Aims and Approach

The chosen conceptual framework, design and research methods are appropriate to the twin aims of the project, namely:

1. To uncover continuities in dream theory and its application from its roots in Judaism and Classical Antiquity, through early Christianity to the rise of Islam; and

2. To discover how dreams and visions were used as tools of religious control and to justify violence, especially against adherents of other religions.

 

Dreams and dream interpretation have been approached from many different angles in recent scholarship. Stewart’s (2002) study of erotic dreams and nightmares from Greco-Roman times to the present, for example, takes an anthropological approach. A gender-studies approach was taken by Neil (forthcoming). Domhoff (2003) takes a neuro-cognitive development approach to his work on dreams in social psychology. The current project will take as its starting point the literary-critical approach to Classical dream theory in Greek and Roman literature, as outlined by Dossey (2013). As an example of the literary-critical comparative method, the conceptual framework for categorising dreams provided by Kenny (1996) may be compared with that of Gregory the Great’s Dialogues. Kenny identified six types of dream in her study of ninth-century Byzantine hagiography:

 

  • The personal-mnemic dream, which includes everyday matters in the dreamer’s life;

  • The medical-somatic dream, which includes those episodes related to the workings of the body;

  • The prophetic dream, which presents aspects of future events;

  • The archetypal-spiritual dream, in which the dreamer explores existential questions, and which results in some transformation of behaviour;

  • Nightmares, with upsetting or frightening images;

  • Lucid dreams, in which the dreamer is aware of experiencing a dream and then consciously alter[s] the events.

 

Only Kenny’s sixth type – lucid dreams – has no parallel in Gregory’s analysis of the six ways that dreams come to the soul (Dial. 4.50; De Vogüé and Antin 1980:172; trans. Zimmerman 1983:261):

 

  • by a full stomach;

  • by an empty stomach;

  • by the illusions of the Devil, ‘the master of deceit’.
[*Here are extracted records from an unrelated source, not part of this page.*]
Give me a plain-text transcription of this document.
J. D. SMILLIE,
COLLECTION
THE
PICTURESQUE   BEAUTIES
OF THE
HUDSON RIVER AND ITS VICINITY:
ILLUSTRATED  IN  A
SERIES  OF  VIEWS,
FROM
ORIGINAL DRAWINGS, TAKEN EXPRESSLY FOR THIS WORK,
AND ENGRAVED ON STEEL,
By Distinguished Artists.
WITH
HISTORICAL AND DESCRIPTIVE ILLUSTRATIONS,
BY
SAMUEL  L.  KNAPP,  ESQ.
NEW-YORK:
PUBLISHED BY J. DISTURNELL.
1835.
  • by both thought and illusion: Dreams follow many cares (Eccl. 5:2);

  • by divine revelation: e.g. Joseph’s dreams (Gen. 37:5-10);

  • by both thoughts in our mind and revelation, e.g. Nebuchadnezzar (Dan. 2:29-31).

 

The combination of these theoretical approaches will provide a fresh look at material that has been covered by other scholars, as well as an innovative approach to material that has not yet been made a focus of analysis and comparison.